In the past, many of the exchange’s seat holders had a vested interest in the status quo and resisted pressure to modernize, Blume added. “Being a member of the exchange used to be a family business. You passed it on to your children and you made a good income.”



This has changed over the past 10 to 15 years as members found ways to wring more value out of their seats. “They formed partnerships, and then sold those partnerships to firms like Merrill Lynch and Goldman Sachs,” he said. Many seats are rented out, as well.  “So now it’s corporate interests. It’s not family interests.”



Under pressure from regulators and the companies listed on the exchange, the NYSE has loosened rules that in the past made it extremely difficult for a listed company to jump to another exchange. Hence, the NYSE is not just competing for listings from companies that are newly eligible; it must also compete harder to keep the listings it already has.



Amidst all these pressures, the value of seats has fallen. The record price for a seat was $2.65 million in August 1999, near the peak of the bull market. This past January, a seat sold for only $975,000. The status quo is not as valuable as it once was.



A Series of Scandals


The exchange has also been tarnished. First was the pay scandal involving chairman Richard Grasso in 2003. Then came a string of scandals involving the specialists themselves. Last year seven specialist firms paid $243 million in fines and restitution to settle regulators’ accusations that the specialists had defrauded traders. Specialists were said to have traded in and out of their firms’ accounts when they should have matched sellers with buyers, for example. Profits that should have gone to the buyers and sellers thus went to the specialists’ firms. In April, 19 former specialists were arrested on criminal charges over similar allegations. The human element, which the NYSE has so long claimed to be a benefit, has come to look more and more like a shortcoming.



The Nasdaq and other electronic markets have had scandals of their own. The biggest, in the 1990s, involved efforts by firms that execute trades on the Nasdaq to keep the difference between bid and asked prices artificially large, enhancing those firms’ profits at other traders’ expense. But these scandals are now long in the past, and the system flaws that made them possible appear to have been fixed.



The Securities and Exchange Commission has pressured the NYSE and the numerous other stock exchanges around the country to change. Under SEC head William Donaldson, chairman of the NYSE from 1990 to 1995, the commission has forced exchanges to link together more closely, so that someone buying or selling on one exchange will get the best deal available anywhere in the country.



Because its ownership is more corporate than it once was, the NYSE has less reason to cling to tradition, Blume said. After the Archipelago merger was announced in April, the price of NYSE seats soared to a near-record $2.6 million.
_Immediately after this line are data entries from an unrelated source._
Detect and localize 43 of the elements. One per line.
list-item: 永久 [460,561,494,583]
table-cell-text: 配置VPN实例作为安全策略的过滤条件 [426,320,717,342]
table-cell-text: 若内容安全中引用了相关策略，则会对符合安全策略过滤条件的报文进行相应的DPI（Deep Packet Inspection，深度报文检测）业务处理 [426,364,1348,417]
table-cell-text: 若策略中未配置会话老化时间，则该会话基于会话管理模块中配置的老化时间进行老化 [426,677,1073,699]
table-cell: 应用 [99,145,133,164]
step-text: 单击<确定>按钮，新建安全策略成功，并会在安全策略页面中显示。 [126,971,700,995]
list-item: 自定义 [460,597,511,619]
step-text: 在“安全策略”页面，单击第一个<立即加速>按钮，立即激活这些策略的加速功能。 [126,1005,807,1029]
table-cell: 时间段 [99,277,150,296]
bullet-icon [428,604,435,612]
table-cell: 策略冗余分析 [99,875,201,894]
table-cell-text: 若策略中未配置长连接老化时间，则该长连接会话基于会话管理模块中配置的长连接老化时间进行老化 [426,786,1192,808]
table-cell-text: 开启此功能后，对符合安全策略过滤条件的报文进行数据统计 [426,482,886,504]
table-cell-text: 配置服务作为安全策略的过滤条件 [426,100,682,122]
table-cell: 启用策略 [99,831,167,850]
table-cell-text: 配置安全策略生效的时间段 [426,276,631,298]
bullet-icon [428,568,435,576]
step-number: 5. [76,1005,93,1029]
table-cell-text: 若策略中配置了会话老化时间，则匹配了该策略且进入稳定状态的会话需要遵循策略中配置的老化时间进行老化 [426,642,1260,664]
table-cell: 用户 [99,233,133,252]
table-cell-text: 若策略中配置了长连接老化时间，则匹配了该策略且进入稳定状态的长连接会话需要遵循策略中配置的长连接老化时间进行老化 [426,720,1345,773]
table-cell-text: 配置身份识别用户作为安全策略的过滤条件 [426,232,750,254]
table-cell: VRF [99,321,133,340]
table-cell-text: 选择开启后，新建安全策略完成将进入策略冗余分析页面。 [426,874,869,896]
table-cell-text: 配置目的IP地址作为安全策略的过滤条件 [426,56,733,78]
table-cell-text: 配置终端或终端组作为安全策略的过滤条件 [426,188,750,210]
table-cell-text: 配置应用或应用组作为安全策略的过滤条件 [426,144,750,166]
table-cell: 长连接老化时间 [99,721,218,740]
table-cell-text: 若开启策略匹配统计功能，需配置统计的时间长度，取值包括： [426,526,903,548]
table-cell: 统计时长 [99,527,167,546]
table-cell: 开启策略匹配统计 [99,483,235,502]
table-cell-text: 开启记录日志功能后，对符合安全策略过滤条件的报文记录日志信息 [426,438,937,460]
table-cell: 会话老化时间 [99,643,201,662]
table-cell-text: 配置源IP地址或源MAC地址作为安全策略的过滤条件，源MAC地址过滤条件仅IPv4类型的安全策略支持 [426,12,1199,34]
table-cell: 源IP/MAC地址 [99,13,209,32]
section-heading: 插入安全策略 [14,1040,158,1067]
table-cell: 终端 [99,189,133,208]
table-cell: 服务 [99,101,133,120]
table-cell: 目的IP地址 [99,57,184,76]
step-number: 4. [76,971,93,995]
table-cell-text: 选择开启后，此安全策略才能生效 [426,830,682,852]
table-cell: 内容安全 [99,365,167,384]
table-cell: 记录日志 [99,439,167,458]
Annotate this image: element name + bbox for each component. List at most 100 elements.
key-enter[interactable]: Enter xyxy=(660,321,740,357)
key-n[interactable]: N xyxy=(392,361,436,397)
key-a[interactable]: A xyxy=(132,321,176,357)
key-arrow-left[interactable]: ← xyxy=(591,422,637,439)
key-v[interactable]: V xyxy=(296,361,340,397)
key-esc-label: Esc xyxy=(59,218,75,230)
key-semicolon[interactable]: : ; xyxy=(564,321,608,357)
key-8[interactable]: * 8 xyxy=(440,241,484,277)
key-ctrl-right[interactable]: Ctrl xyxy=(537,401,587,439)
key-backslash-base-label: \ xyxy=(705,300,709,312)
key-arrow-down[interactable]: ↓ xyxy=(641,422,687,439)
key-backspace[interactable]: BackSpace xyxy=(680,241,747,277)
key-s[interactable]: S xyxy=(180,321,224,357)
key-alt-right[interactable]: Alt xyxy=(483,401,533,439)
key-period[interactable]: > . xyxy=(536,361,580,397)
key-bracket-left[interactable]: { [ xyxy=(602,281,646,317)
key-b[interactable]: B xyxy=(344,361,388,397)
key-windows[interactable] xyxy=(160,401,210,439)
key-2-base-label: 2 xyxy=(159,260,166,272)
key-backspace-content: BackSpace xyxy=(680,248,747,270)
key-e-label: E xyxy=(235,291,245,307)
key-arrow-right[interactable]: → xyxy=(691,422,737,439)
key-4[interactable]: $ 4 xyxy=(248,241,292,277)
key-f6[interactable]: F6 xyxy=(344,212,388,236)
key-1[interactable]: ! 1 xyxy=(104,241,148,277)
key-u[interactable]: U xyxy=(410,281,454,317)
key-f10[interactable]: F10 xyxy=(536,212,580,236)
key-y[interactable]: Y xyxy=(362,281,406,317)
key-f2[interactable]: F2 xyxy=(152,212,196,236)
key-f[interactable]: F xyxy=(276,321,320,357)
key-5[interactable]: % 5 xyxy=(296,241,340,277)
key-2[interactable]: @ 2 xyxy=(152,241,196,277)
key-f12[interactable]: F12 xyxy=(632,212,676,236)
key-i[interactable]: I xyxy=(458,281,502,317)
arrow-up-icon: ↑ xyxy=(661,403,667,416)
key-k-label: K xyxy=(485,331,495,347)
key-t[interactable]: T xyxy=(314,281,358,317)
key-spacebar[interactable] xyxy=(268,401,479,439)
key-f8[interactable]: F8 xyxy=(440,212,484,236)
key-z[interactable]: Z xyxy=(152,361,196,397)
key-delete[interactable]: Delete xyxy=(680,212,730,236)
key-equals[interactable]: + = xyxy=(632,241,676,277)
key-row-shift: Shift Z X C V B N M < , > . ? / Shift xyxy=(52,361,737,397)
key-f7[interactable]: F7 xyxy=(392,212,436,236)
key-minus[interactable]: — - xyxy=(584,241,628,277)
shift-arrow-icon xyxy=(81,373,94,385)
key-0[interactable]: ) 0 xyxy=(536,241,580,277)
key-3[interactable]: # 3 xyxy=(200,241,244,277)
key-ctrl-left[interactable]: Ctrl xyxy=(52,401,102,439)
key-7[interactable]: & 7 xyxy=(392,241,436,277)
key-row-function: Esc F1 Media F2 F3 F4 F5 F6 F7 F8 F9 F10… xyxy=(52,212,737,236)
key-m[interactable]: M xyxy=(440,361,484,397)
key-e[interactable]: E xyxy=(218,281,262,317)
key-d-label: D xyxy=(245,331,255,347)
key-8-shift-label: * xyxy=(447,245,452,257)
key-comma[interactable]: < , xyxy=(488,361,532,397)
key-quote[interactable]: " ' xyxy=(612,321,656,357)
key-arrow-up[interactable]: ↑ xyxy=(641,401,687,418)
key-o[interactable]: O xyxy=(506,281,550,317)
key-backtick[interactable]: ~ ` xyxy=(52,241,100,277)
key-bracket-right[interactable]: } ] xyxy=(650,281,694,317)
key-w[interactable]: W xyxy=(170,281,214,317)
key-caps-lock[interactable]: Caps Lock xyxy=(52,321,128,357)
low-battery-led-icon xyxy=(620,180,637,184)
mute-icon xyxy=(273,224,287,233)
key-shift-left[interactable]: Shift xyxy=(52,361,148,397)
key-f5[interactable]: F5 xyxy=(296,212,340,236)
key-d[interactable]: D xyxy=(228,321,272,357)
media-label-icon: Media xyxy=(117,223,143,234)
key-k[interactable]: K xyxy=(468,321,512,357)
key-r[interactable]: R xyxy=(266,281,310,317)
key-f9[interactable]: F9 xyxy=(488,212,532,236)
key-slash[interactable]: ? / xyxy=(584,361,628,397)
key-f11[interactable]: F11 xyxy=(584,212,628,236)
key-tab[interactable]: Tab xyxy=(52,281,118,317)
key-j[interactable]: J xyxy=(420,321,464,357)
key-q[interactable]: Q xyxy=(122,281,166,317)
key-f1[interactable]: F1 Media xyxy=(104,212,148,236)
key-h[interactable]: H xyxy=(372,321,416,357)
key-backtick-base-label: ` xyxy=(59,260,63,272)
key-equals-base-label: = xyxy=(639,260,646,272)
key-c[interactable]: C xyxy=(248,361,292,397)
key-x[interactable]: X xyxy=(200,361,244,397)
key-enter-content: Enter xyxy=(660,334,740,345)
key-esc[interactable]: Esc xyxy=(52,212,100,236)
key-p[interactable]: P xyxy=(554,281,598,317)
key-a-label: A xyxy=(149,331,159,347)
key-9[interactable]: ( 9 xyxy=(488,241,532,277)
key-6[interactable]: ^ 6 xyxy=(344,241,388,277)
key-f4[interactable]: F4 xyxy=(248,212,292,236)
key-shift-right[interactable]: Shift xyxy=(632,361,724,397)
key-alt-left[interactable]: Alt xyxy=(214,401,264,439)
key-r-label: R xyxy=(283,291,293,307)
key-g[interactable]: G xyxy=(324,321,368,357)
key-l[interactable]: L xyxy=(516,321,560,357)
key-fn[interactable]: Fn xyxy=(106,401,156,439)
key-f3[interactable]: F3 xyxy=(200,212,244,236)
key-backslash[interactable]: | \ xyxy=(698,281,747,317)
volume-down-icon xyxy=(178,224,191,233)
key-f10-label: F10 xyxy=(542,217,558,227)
That suggests that those in the know believe there’s more money to be made under the new system than the old. Archipelago shares soared nearly 50% when the deal was announced.



None of this matters much to small investors. While one system may offer slightly better prices, greater speed and cheaper transaction costs, the differences are so small they matter only to big institutions that make many enormous trades. Small investors do, however, have an interest in the NYSE’s regulatory functions, which are supposed to prevent fraud. But that operation will remain a non-profit entity overseen by independent directors.


As for the long-running debate over the merits of the auction and electronic systems, that will now be put to the best test ever, says Blume. “The NYSE can provide both services, and the market will determine how valuable each is. My suspicion is that for many trades the electronic market will be preferable, because you get it done with minimal costs and quick turnaround.”